The main places to eat are the dining room at the Willows Inn, its Taproot Pub and Espresso Bar, and the Beach Store Café, all owned and run by Riley Starks and Judy Olsen.
“We’re trying to create a model of small-scale production, eating what you grow,” Starks says, referring to the organic produce and free-range chickens he and Olsen raise at their Nettles Farm. “People should be able to visit the place where their food is grown ― like our kitchen. We give tours of it all the time.”
Starks is a devotee of Slow Food, the movement to oppose fast food and promote local dining as a source of pleasure. That seems appropriate given the pace of life on the island. “It’s not a ‘doing’ kind of place,” Starks says. “It’s a ‘being’ kind of place.”
You feel this when you watch the clouds casting shadows on the water, or Lynn Dee gathering ferns and maple leaves from her garden to smoke for her raku pottery. (“My requirement is that everything that goes into the kiln be local,” she says.) You feel it at Windy Hill, Michael Oppenheimer’s outdoor sculpture garden filled with kinetic artworks, where a subtle breeze sends tall grasses blowing in waves, a field of tiny weather vanes changing direction, and a pipe chime ringing ― or maybe that’s a songbird.
Everywhere you turn, you meet residents talking about how quickly and easily they fell in love with the island.
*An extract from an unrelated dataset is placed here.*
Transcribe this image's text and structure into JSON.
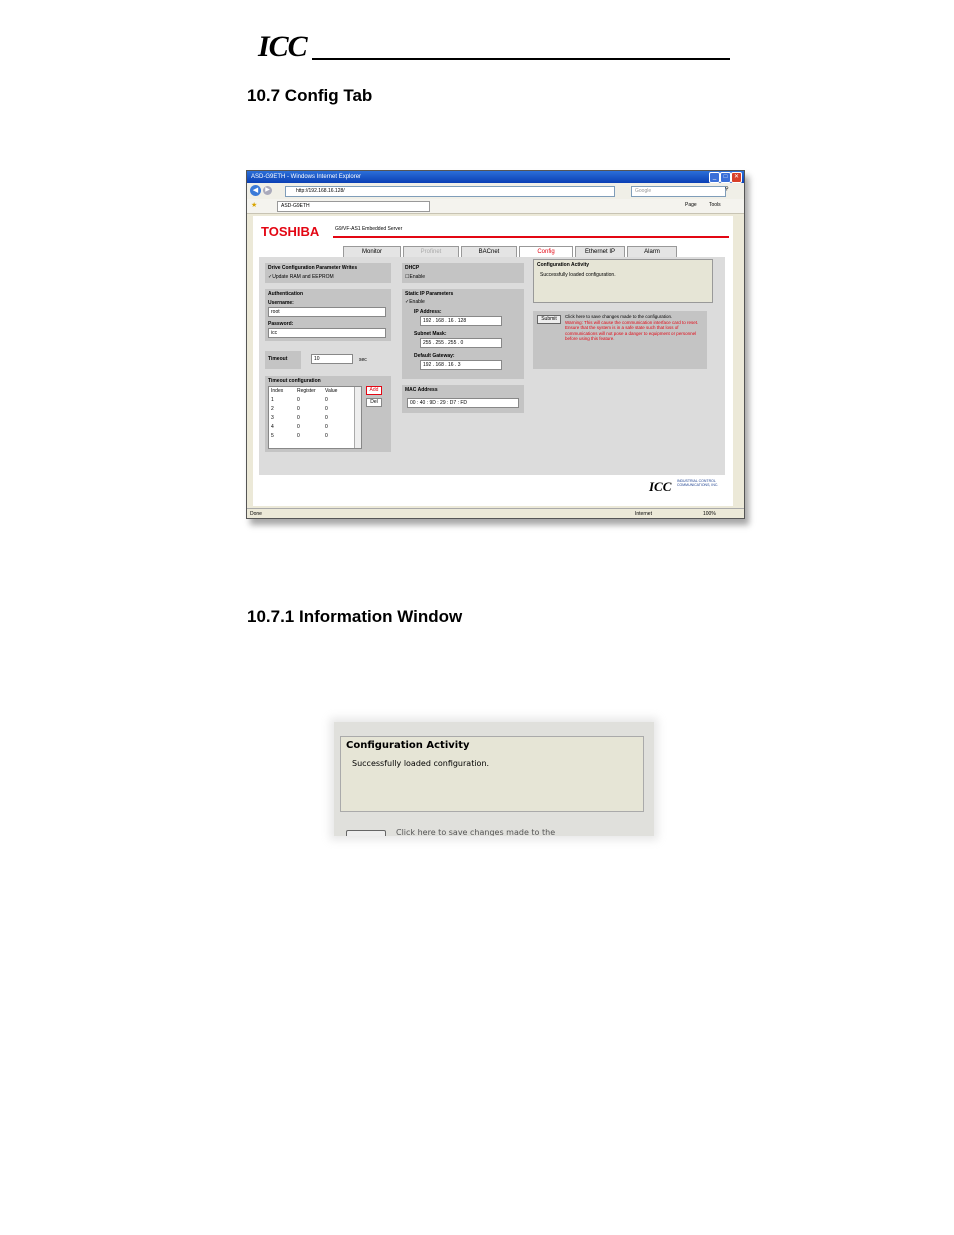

Oppenheimer still remembers his first visit 30 years ago, when he bought the farm that became Windy Hill. “There were blackberries everywhere, and everyone was eating salmon,” he says. “The ferryboat was tiny and so romantic. Everyone knew each other ― there was a sense of community.”
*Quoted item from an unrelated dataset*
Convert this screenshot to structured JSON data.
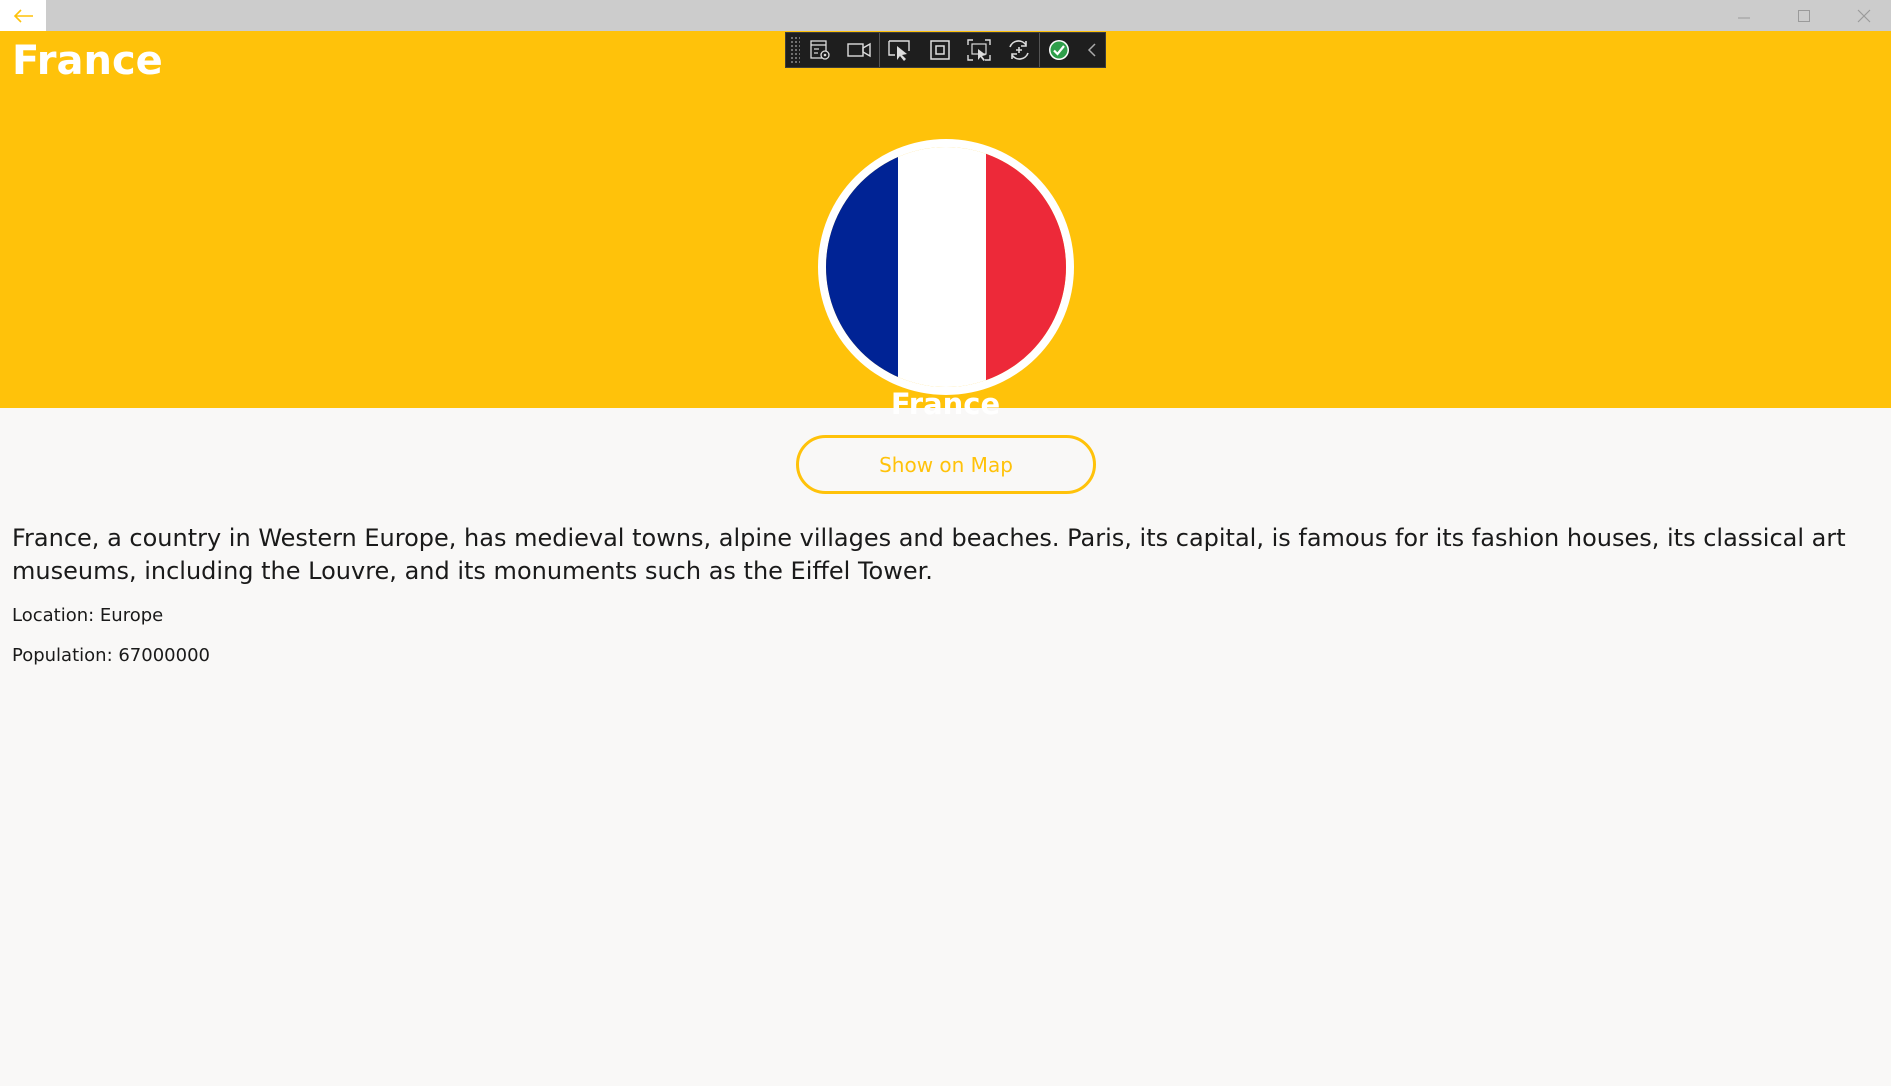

Starks, too, fell in love with the place despite himself, realizing how much the island felt like his childhood home in Everett, Washington. “I used to drive out on the freeway to a lumberyard, where I’d stop the car and say to my kids, ‘This is where I grew up. This is where I built forts, played games,’ ” Starks says. “And now it’s a lumber yard. Gone. This is the last best place for me ― it’s home.”
A feast to feel good about
Lummi Island was first a seasonal home to the Lummi Nation Native Americans, who now live year-round on a reservation across Hale Passage. Relations between more recent arrivals and the Lummi Nation have long been politically charged, which is why the success of last year’s first-ever Lummi Island Reefnet Festival is all the more remarkable.
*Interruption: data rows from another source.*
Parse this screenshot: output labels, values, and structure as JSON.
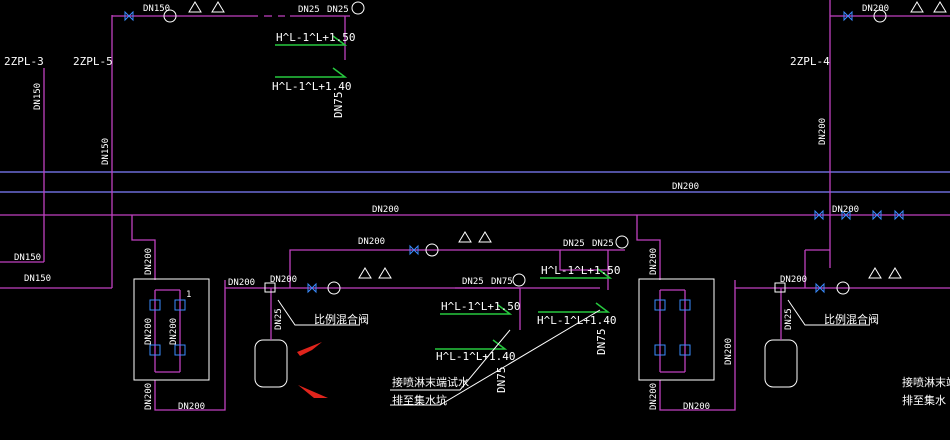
{
  "colors": {
    "background": "#000000",
    "pipe_magenta": "#c040c0",
    "pipe_blue": "#8080ff",
    "valve_blue": "#3a8cff",
    "annotation_green": "#27c93f",
    "arrow_red": "#e0241c",
    "text": "#ffffff"
  },
  "risers": {
    "r1": "2ZPL-3",
    "r2": "2ZPL-5",
    "r3": "2ZPL-4"
  },
  "pipe_labels": {
    "top_left_dn150": "DN150",
    "top_right_dn200": "DN200",
    "top_dn25_a": "DN25",
    "top_dn25_b": "DN25",
    "riser1_dn150": "DN150",
    "riser2_dn150": "DN150",
    "riser3_dn200": "DN200",
    "blue_main_dn200": "DN200",
    "magenta_main_dn200": "DN200",
    "right_main_dn200": "DN200",
    "bottom_left_dn150_a": "DN150",
    "bottom_left_dn150_b": "DN150",
    "branch_dn200": "DN200",
    "branch_dn25_a": "DN25",
    "branch_dn25_b": "DN25",
    "mid_dn25": "DN25",
    "mid_dn75": "DN75",
    "unit1_dn200_left": "DN200",
    "unit1_dn200_top": "DN200",
    "unit1_dn200_bottom": "DN200",
    "unit1_dn200_bottomleft": "DN200",
    "unit1_dn200_inner_a": "DN200",
    "unit1_dn200_inner_b": "DN200",
    "unit1_dn200_right": "DN200",
    "unit1_dn25": "DN25",
    "unit2_dn200_left": "DN200",
    "unit2_dn200_top": "DN200",
    "unit2_dn200_bottom": "DN200",
    "unit2_dn200_bottomleft": "DN200",
    "unit2_dn200_right": "DN200",
    "unit2_dn25": "DN25",
    "top_dn75": "DN75",
    "mid_dn75_b": "DN75",
    "unit1_number": "1"
  },
  "annotations": {
    "top_h150": "H^L-1^L+1.50",
    "top_h140": "H^L-1^L+1.40",
    "mid_h150": "H^L-1^L+1.50",
    "mid_h140": "H^L-1^L+1.40",
    "right_h150": "H^L-1^L+1.50",
    "right_h140": "H^L-1^L+1.40",
    "mix_valve_1": "比例混合阀",
    "mix_valve_2": "比例混合阀",
    "drain_note_1": "接喷淋末端试水",
    "drain_note_2": "排至集水坑",
    "drain_note_3": "接喷淋末端",
    "drain_note_4": "排至集水"
  }
}
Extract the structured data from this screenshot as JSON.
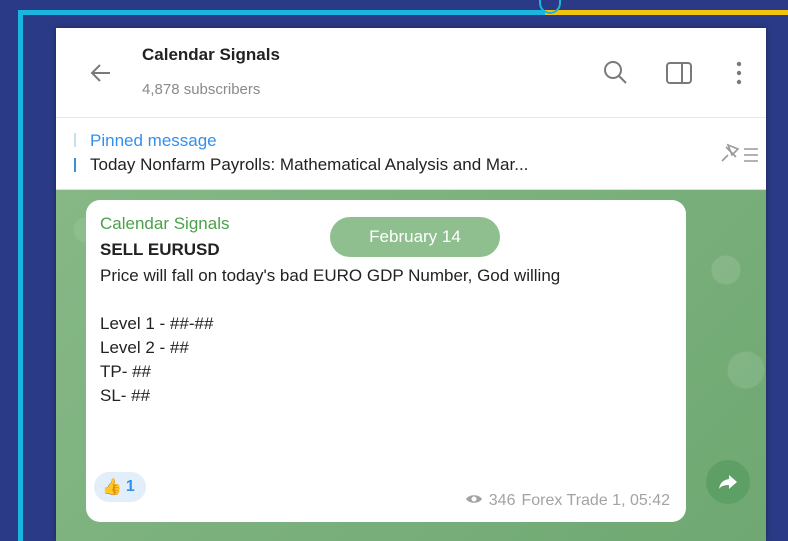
{
  "header": {
    "title": "Calendar Signals",
    "subscribers": "4,878 subscribers",
    "icons": [
      "back-arrow-icon",
      "search-icon",
      "sidebar-toggle-icon",
      "more-vertical-icon"
    ]
  },
  "pinned": {
    "title": "Pinned message",
    "text": "Today Nonfarm Payrolls: Mathematical Analysis and Mar...",
    "icon": "pin-list-icon"
  },
  "message": {
    "sender": "Calendar Signals",
    "headline": "SELL EURUSD",
    "body": "Price will fall on today's bad EURO GDP Number, God willing\n\nLevel 1 - ##-##\nLevel 2 - ##\nTP- ##\nSL- ##",
    "date_pill": "February 14",
    "reaction_emoji": "👍",
    "reaction_count": "1",
    "views": "346",
    "author_time": "Forex Trade 1, 05:42"
  },
  "colors": {
    "accent": "#3390ec",
    "sender": "#4aa14a",
    "chat_bg": "#7fb37f",
    "frame_cyan": "#19b7e0",
    "frame_yellow": "#f2c40c",
    "page_bg": "#2b3a86"
  }
}
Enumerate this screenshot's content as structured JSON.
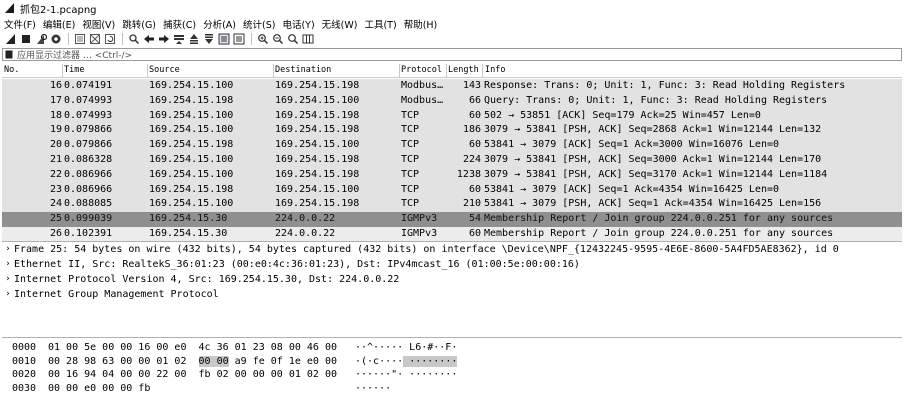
{
  "window": {
    "title": "抓包2-1.pcapng"
  },
  "menubar": {
    "items": [
      "文件(F)",
      "编辑(E)",
      "视图(V)",
      "跳转(G)",
      "捕获(C)",
      "分析(A)",
      "统计(S)",
      "电话(Y)",
      "无线(W)",
      "工具(T)",
      "帮助(H)"
    ]
  },
  "toolbar": {
    "icons": [
      "shark-fin-start-icon",
      "stop-icon",
      "restart-icon",
      "options-gear-icon",
      "open-file-icon",
      "file-icon",
      "close-file-icon",
      "reload-icon",
      "find-icon",
      "back-arrow-icon",
      "forward-arrow-icon",
      "goto-packet-icon",
      "first-packet-icon",
      "last-packet-icon",
      "autoscroll-icon",
      "colorize-icon",
      "zoom-in-icon",
      "zoom-out-icon",
      "zoom-normal-icon",
      "resize-columns-icon"
    ]
  },
  "filter": {
    "placeholder": "应用显示过滤器 … <Ctrl-/>"
  },
  "columns": {
    "no": "No.",
    "time": "Time",
    "source": "Source",
    "destination": "Destination",
    "protocol": "Protocol",
    "length": "Length",
    "info": "Info"
  },
  "packets": [
    {
      "no": "16",
      "time": "0.074191",
      "src": "169.254.15.100",
      "dst": "169.254.15.198",
      "proto": "Modbus…",
      "len": "143",
      "info": "Response: Trans:     0; Unit:   1, Func:   3: Read Holding Registers"
    },
    {
      "no": "17",
      "time": "0.074993",
      "src": "169.254.15.198",
      "dst": "169.254.15.100",
      "proto": "Modbus…",
      "len": "66",
      "info": "   Query: Trans:     0; Unit:   1, Func:   3: Read Holding Registers"
    },
    {
      "no": "18",
      "time": "0.074993",
      "src": "169.254.15.100",
      "dst": "169.254.15.198",
      "proto": "TCP",
      "len": "60",
      "info": "502 → 53851 [ACK] Seq=179 Ack=25 Win=457 Len=0"
    },
    {
      "no": "19",
      "time": "0.079866",
      "src": "169.254.15.100",
      "dst": "169.254.15.198",
      "proto": "TCP",
      "len": "186",
      "info": "3079 → 53841 [PSH, ACK] Seq=2868 Ack=1 Win=12144 Len=132"
    },
    {
      "no": "20",
      "time": "0.079866",
      "src": "169.254.15.198",
      "dst": "169.254.15.100",
      "proto": "TCP",
      "len": "60",
      "info": "53841 → 3079 [ACK] Seq=1 Ack=3000 Win=16076 Len=0"
    },
    {
      "no": "21",
      "time": "0.086328",
      "src": "169.254.15.100",
      "dst": "169.254.15.198",
      "proto": "TCP",
      "len": "224",
      "info": "3079 → 53841 [PSH, ACK] Seq=3000 Ack=1 Win=12144 Len=170"
    },
    {
      "no": "22",
      "time": "0.086966",
      "src": "169.254.15.100",
      "dst": "169.254.15.198",
      "proto": "TCP",
      "len": "1238",
      "info": "3079 → 53841 [PSH, ACK] Seq=3170 Ack=1 Win=12144 Len=1184"
    },
    {
      "no": "23",
      "time": "0.086966",
      "src": "169.254.15.198",
      "dst": "169.254.15.100",
      "proto": "TCP",
      "len": "60",
      "info": "53841 → 3079 [ACK] Seq=1 Ack=4354 Win=16425 Len=0"
    },
    {
      "no": "24",
      "time": "0.088085",
      "src": "169.254.15.100",
      "dst": "169.254.15.198",
      "proto": "TCP",
      "len": "210",
      "info": "53841 → 3079 [PSH, ACK] Seq=1 Ack=4354 Win=16425 Len=156"
    },
    {
      "no": "25",
      "time": "0.099039",
      "src": "169.254.15.30",
      "dst": "224.0.0.22",
      "proto": "IGMPv3",
      "len": "54",
      "info": "Membership Report / Join group 224.0.0.251 for any sources"
    },
    {
      "no": "26",
      "time": "0.102391",
      "src": "169.254.15.30",
      "dst": "224.0.0.22",
      "proto": "IGMPv3",
      "len": "60",
      "info": "Membership Report / Join group 224.0.0.251 for any sources"
    }
  ],
  "selected_packet_no": "25",
  "details": [
    "Frame 25: 54 bytes on wire (432 bits), 54 bytes captured (432 bits) on interface \\Device\\NPF_{12432245-9595-4E6E-8600-5A4FD5AE8362}, id 0",
    "Ethernet II, Src: RealtekS_36:01:23 (00:e0:4c:36:01:23), Dst: IPv4mcast_16 (01:00:5e:00:00:16)",
    "Internet Protocol Version 4, Src: 169.254.15.30, Dst: 224.0.0.22",
    "Internet Group Management Protocol"
  ],
  "hex": [
    {
      "offset": "0000",
      "bytes_a": "01 00 5e 00 00 16 00 e0  4c 36 01 23 08 00 46 00",
      "ascii_a": "··^····· L6·#··F·",
      "hl_bytes": "",
      "bytes_b": "",
      "ascii_hl": "",
      "ascii_b": ""
    },
    {
      "offset": "0010",
      "bytes_a": "00 28 98 63 00 00 01 02  ",
      "hl_bytes": "00 00",
      "bytes_b": " a9 fe 0f 1e e0 00",
      "ascii_a": "·(·c····",
      "ascii_hl": " ········",
      "ascii_b": ""
    },
    {
      "offset": "0020",
      "bytes_a": "00 16 94 04 00 00 22 00  fb 02 00 00 00 01 02 00",
      "ascii_a": "······\"· ········",
      "hl_bytes": "",
      "bytes_b": "",
      "ascii_hl": "",
      "ascii_b": ""
    },
    {
      "offset": "0030",
      "bytes_a": "00 00 e0 00 00 fb",
      "ascii_a": "······",
      "hl_bytes": "",
      "bytes_b": "",
      "ascii_hl": "",
      "ascii_b": ""
    }
  ]
}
“Reef-net fishing is one of these ancient practices that’s dwindling, and if we don’t keep it alive, it’ll disappear,” Starks says. The technique involves a net spread between two stationary bargelike boats, like a high-wire circus act on water. “Give ’em hell,” a watchtower man yells each time he spots a school of salmon, and suddenly a slithering mass of silver fins and tails flashes in midair before dropping into a holding well.
It’s far from efficient, but it’s the most eco-friendly way to fish ― all bycatch is released by hand ― and it yields far superior-tasting fish, devoid of the lactic acid released during commercial-fishing struggles. As a result, chefs such as John Sundstrom of Seattle’s Lark now have reef-net-caught salmon shipped directly from the waters off Lummi’s west coast ― the only place in the world where the ancient art is now practiced.
On the morning of the first reef-net festival, Lummi Nation elders blessed the salmon and the celebration. By midafternoon, nearly the entire Lummi Island population was feasting together on roasted corn and salad from the island’s farms, along with the world’s best wild salmon.
Starks plans to host the second annual festival this August, and once again it’ll be the ultimate expression of all that’s good about Lummi Island: unforgettable food that’s responsibly harvested, in a place that makes you want to slow down to taste, observe, and savor it all.